Gobernar como viuda (negra)

Ni la viuda negra habría sido tan hábil para tejer su telaraña, acá cayó una nación entera en sus hilos.


AMLO


La ñora tuvo una tía, bueno tuvo y tiene varias, pues. Pero ahora se refiere a una que era prima o algo así de su abuela. Esa tía se había casado muy bien como decían, o sea, se había casado con alguien que tenía mucho dinero; pero pues se murió. Cosa obvia, si no, no hubiera sido viuda. Pues la viuda era afortunada, no por quedarse viuda sino porque tuvo una herencia bastante considerable. Aunque claro, como había sido consentida por su esposo, la verdad es que no sabía ni llenar un cheque; los primeros meses se le pasaron pagos de la luz, el agua y el teléfono.
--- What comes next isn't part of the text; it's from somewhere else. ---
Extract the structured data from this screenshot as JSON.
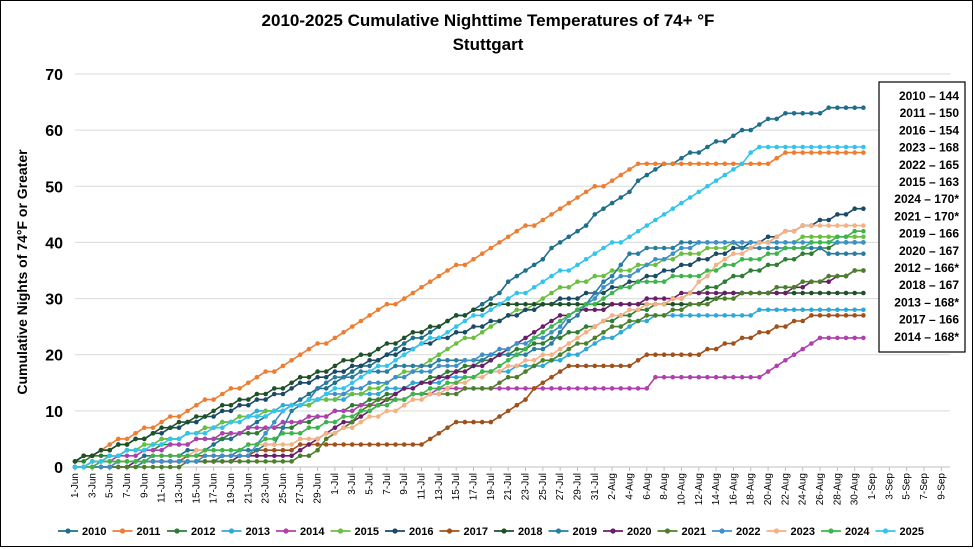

No pasó mucho tiempo antes que comenzaran los verdaderos problemas, porque se fue quedando sin dinero. Desoyó los consejos financieros de algunos familiares y siguió su tren de vida, regalando maravillosos presentes en Navidad y dando comidas como si no hubiera mañana. Muy pronto tuvo que recurrir a vender sus “joyitas”, como les decía ella. En esa “vendimia” conoció a un hombre encantador, que le juró y perjuró que si invertía su dinero con él, obtendría un chorrocientos de interés. La familia de la ñora nunca supo cuánto era ese chorrocientos, porque por más que se le preguntaba o se le pedía que explicara en qué invertiría, se enojaba y defendía que era un hombre incorrupto del que estaban hablando. Se engolosinó, y ojalá hubiera sido comiendo Carlota o Milhojas; no, le dio por hipotecar su casa. Evidentemente, sin remedio la perdió. Luego se peleó con toda la familia porque la acusó de no haberle advertido del desastre que se venía.
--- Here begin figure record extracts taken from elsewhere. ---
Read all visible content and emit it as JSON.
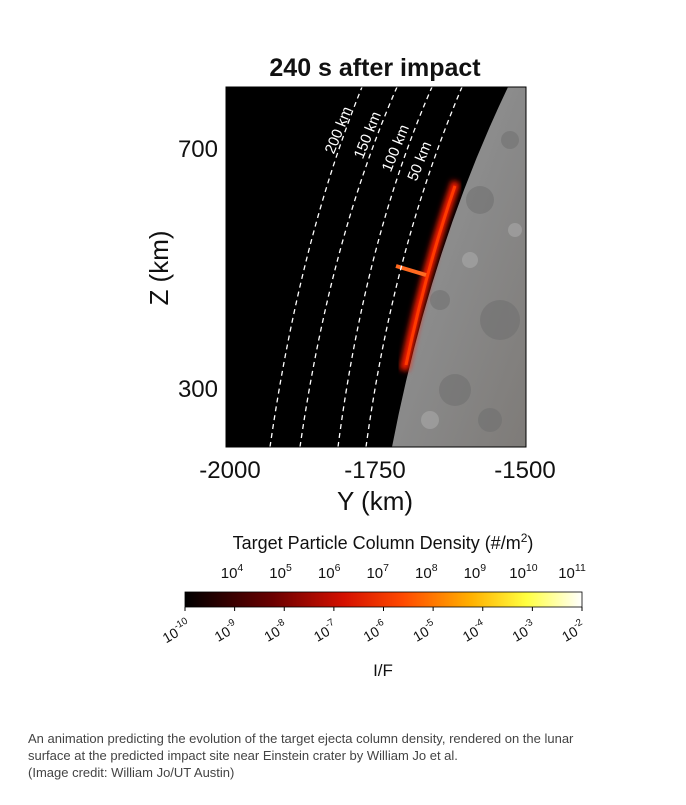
{
  "figure": {
    "title": "240 s after impact",
    "x_axis": {
      "label": "Y (km)",
      "ticks": [
        "-2000",
        "-1750",
        "-1500"
      ]
    },
    "y_axis": {
      "label": "Z (km)",
      "ticks": [
        "700",
        "300"
      ]
    },
    "contours": [
      "200 km",
      "150 km",
      "100 km",
      "50 km"
    ],
    "colorbar": {
      "title": {
        "text": "Target  Particle  Column  Density  (#/m",
        "superscript": "2",
        "end": ")"
      },
      "top_ticks": [
        {
          "base": "10",
          "exp": "4"
        },
        {
          "base": "10",
          "exp": "5"
        },
        {
          "base": "10",
          "exp": "6"
        },
        {
          "base": "10",
          "exp": "7"
        },
        {
          "base": "10",
          "exp": "8"
        },
        {
          "base": "10",
          "exp": "9"
        },
        {
          "base": "10",
          "exp": "10"
        },
        {
          "base": "10",
          "exp": "11"
        }
      ],
      "bottom_ticks": [
        {
          "base": "10",
          "exp": "-10"
        },
        {
          "base": "10",
          "exp": "-9"
        },
        {
          "base": "10",
          "exp": "-8"
        },
        {
          "base": "10",
          "exp": "-7"
        },
        {
          "base": "10",
          "exp": "-6"
        },
        {
          "base": "10",
          "exp": "-5"
        },
        {
          "base": "10",
          "exp": "-4"
        },
        {
          "base": "10",
          "exp": "-3"
        },
        {
          "base": "10",
          "exp": "-2"
        }
      ],
      "bottom_label": "I/F"
    },
    "caption": [
      "An animation predicting the evolution of the target ejecta column density, rendered on the lunar",
      "surface at the predicted impact site near Einstein crater by William Jo et al.",
      "(Image credit: William Jo/UT Austin)"
    ]
  }
}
Las similitudes de la tía viuda son tantas con el gobierno del no-merezco-que-se-me-planten-aquí-porque-tengo-sueño que da miedo. Es que hasta la venta de “joyitas” que tendrá lugar en unos días es evidentemente una estrategia que tiene más de propaganda que de efectos reales. Porque siempre se han hecho esas subastas por parte del SAE, pero hoy las publicita y las vende como si realmente solucionaran algo. Sobre todo, porque una vez que vendes o regalas ya no tienes nada más.

Había viudas como la tía de esta ñora que en el mejor de los casos rentaba las propiedades que había heredado, podía sobrevivir si a la par tenía una forma de organizar sus gastos. Porque ya pedirle que invirtiera una parte de lo que obtenía de rentas en algún negocio era pedir mucho, pero si empezaba a rematar los bienes, pues además perdía cualquier opción a largo plazo. Y eso está ocurriendo hoy en la administración.

Los mayores gastos se están haciendo, por una parte, en regalar dinero en becas que no garantizan que la gente que las reciba, vaya a mejorar su nivel de vida, sino más bien apuntan a mantenerlos en el mismo nivel de pobreza.

Por otra parte, los grandes proyectos anunciados por el gobierno del yo-no-me-meto-en-el-robo-de-orden-constitucional-en-Baja-California como son los de la refinería de Dos Bocas o el Tren Maya o el Aeropuerto de Santa Lucía no han recibido la aprobación de ningún experto en finanzas, negocios o similares. Y la ñora quiere aclarar lo de experto, porque merolicos como el que engañó a su tía hay muchos.

En algo que la viuda de la tía de la ñora no era experta era en distraer a la gente, como sí lo es el amo-tanto-a-Juárez-que-quiero-dormir-en-su-cama y lo hace muy bien con los temas de la reelección y jurando por el rajá de marajá que no se va a reelegir nunca de los nunca, porque es un hombre de principios. La ñora lleva dos días preguntándose, ¿no debería ser un hombre de ley? Sí, defensor de la ley a ultranza. La ñora le cree que no va a buscar la reelección, pero no porque será de principios, sino porque es de finales. Si se hace reelección se abriría la posibilidad de que cualquiera que ya haya detentado el poder pueda jugar nuevamente, hasta Echeverría si no estira la pata de aquí a mañana. Pero lo ocurrido en Baja California apunta claramente hacia donde le conviene. ¡A tener otros números y mágicamente pasar de seis a ocho, doce o quince años de periodo presidencial!

Ni la viuda negra habría sido tan hábil para tejer su telaraña, acá cayó una nación entera en sus hilos. La ñora odia las arañas. La ñora está aterrada.